London – Feuer an Bord eines Flugzeugs stellt die größte Gefahr für Passagiere und Crew dar. Kürzlich erlebten rund 180 Passagiere und sechs Besatzungsmitglieder dieses Horrorszenario auf ihrem Flug von London nach Porto, als eine E-Zigarette im Handgepäck eines Reisenden Feuer fing.
Der Vorfall
Der Flug TP1329, ein Airbus A320 von TAP Air Portugal, startete mit einer leichten Verspätung in London-Gatwick. Nach nur wenigen Minuten in der Luft, in etwa 1,22 Kilometern Höhe, bemerkten die Passagiere einen beißenden Brandgeruch und sahen Rauch aufsteigen. Panik breitete sich aus, als einige Fluggäste in den Gang drängten und diesen zeitweise blockierten. Die Crew erkannte umgehend die Ernsthaftigkeit der Situation und begann, die Quelle des Rauchs zu lokalisieren. Die Flugbegleiter fanden das brennende Gepäckstück und setzten einen Feuerlöscher ein, um die Flammen schnell zu ersticken. Dies verhinderte, dass sich das Feuer weiter ausbreiten konnte und die Situation noch dramatischer wurde.
Schnelle Reaktion der Piloten
Im Cockpit wurde sofort eine Entscheidung getroffen: Die Piloten erklärten einen Notfall und hielten Kurs auf den Flughafen Gatwick zurück. Nach nur 13 bis 14 Minuten nach dem Start landete das Flugzeug sicher zurück in London. Dort warteten bereits Rettungskräfte, um im Falle weiterer Komplikationen sofort eingreifen zu können. Glücklicherweise blieb der Vorfall ohne Verletzte, und alle Passagiere und Crewmitglieder konnten sicher in den Terminal zurückkehren.
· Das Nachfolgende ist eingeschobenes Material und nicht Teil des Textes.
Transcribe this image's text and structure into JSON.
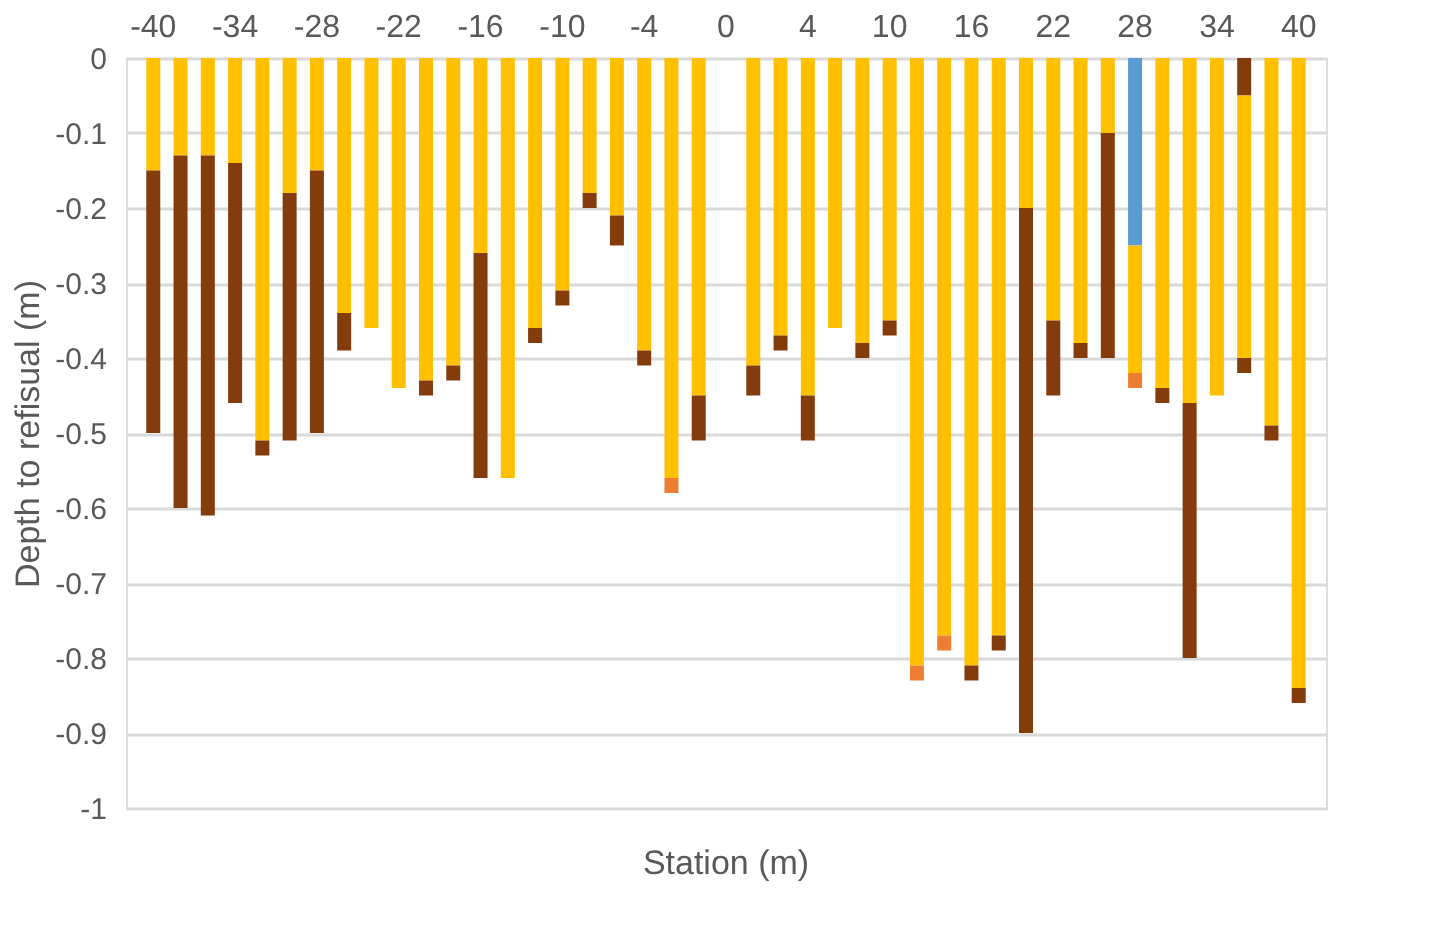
{
  "chart_data": {
    "type": "bar",
    "stacked": true,
    "xlabel": "Station (m)",
    "ylabel": "Depth to refisual (m)",
    "categories": [
      "-40",
      null,
      null,
      "-34",
      null,
      null,
      "-28",
      null,
      null,
      "-22",
      null,
      null,
      "-16",
      null,
      null,
      "-10",
      null,
      null,
      "-4",
      null,
      null,
      "0",
      null,
      null,
      "4",
      null,
      null,
      "10",
      null,
      null,
      "16",
      null,
      null,
      "22",
      null,
      null,
      "28",
      null,
      null,
      "34",
      null,
      null,
      "40"
    ],
    "series": [
      {
        "color": "#5b9bd5",
        "values": [
          null,
          null,
          null,
          null,
          null,
          null,
          null,
          null,
          null,
          null,
          null,
          null,
          null,
          null,
          null,
          null,
          null,
          null,
          null,
          null,
          null,
          null,
          null,
          null,
          null,
          null,
          null,
          null,
          null,
          null,
          null,
          null,
          null,
          null,
          null,
          null,
          -0.25,
          null,
          null,
          null,
          null,
          null,
          null
        ]
      },
      {
        "color": "#843c0c",
        "values": [
          null,
          null,
          null,
          null,
          null,
          null,
          null,
          null,
          null,
          null,
          null,
          null,
          null,
          null,
          null,
          null,
          null,
          null,
          null,
          null,
          null,
          null,
          null,
          null,
          null,
          null,
          null,
          null,
          null,
          null,
          null,
          null,
          null,
          null,
          null,
          null,
          null,
          null,
          null,
          null,
          -0.05,
          null,
          null
        ]
      },
      {
        "color": "#ffc000",
        "values": [
          -0.15,
          -0.13,
          -0.13,
          -0.14,
          -0.51,
          -0.18,
          -0.15,
          -0.34,
          -0.36,
          -0.44,
          -0.43,
          -0.41,
          -0.26,
          -0.56,
          -0.36,
          -0.31,
          -0.18,
          -0.21,
          -0.39,
          -0.56,
          -0.45,
          null,
          -0.41,
          -0.37,
          -0.45,
          -0.36,
          -0.38,
          -0.35,
          -0.81,
          -0.77,
          -0.81,
          -0.77,
          -0.2,
          -0.35,
          -0.38,
          -0.1,
          -0.17,
          -0.44,
          -0.46,
          -0.45,
          -0.35,
          -0.49,
          -0.84
        ]
      },
      {
        "color": "#843c0c",
        "values": [
          -0.35,
          -0.47,
          -0.48,
          -0.32,
          -0.02,
          -0.33,
          -0.35,
          -0.05,
          null,
          null,
          -0.02,
          -0.02,
          -0.3,
          null,
          -0.02,
          -0.02,
          -0.02,
          -0.04,
          -0.02,
          null,
          -0.06,
          null,
          -0.04,
          -0.02,
          -0.06,
          null,
          -0.02,
          -0.02,
          null,
          null,
          -0.02,
          -0.02,
          -0.7,
          -0.1,
          -0.02,
          -0.3,
          null,
          -0.02,
          -0.34,
          null,
          -0.02,
          -0.02,
          -0.02
        ]
      },
      {
        "color": "#ed7d31",
        "values": [
          null,
          null,
          null,
          null,
          null,
          null,
          null,
          null,
          null,
          null,
          null,
          null,
          null,
          null,
          null,
          null,
          null,
          null,
          null,
          -0.02,
          null,
          null,
          null,
          null,
          null,
          null,
          null,
          null,
          -0.02,
          -0.02,
          null,
          null,
          null,
          null,
          null,
          null,
          -0.02,
          null,
          null,
          null,
          null,
          null,
          null
        ]
      }
    ],
    "ylim": [
      -1,
      0
    ],
    "yticks": [
      0,
      -0.1,
      -0.2,
      -0.3,
      -0.4,
      -0.5,
      -0.6,
      -0.7,
      -0.8,
      -0.9,
      -1
    ],
    "grid": "y",
    "legend": false
  }
}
Sicherheitsvorkehrungen im Flugverkehr
Dieser Vorfall, der bereits vor einiger Zeit stattfand, wurde erst jetzt im Quartalsbericht des portugiesischen Amtes für die Verhütung und Untersuchung von Flug- und Eisenbahnunfällen bekannt. Er wirft ein ernsthaftes Licht auf die Risiken, die mit Lithium-Ionen-Akkus verbunden sind, die in E-Zigaretten und anderen Geräten verwendet werden. Diese Batterien können sich überhitzen und im schlimmsten Fall Feuer fangen oder explodieren. Um die Sicherheit zu erhöhen, gibt es strenge Vorschriften, die besagen, dass solche Geräte im Handgepäck transportiert werden müssen und nicht im aufgegebenen Gepäck. Einige Airlines verlangen sogar, dass sie während des Fluges in unmittelbarem Zugriff der Passagiere bleiben. Die rasche Reaktion der Crew und der Piloten in London zeigt, wie wichtig es ist, auf solche potenziellen Gefahren vorbereitet zu sein.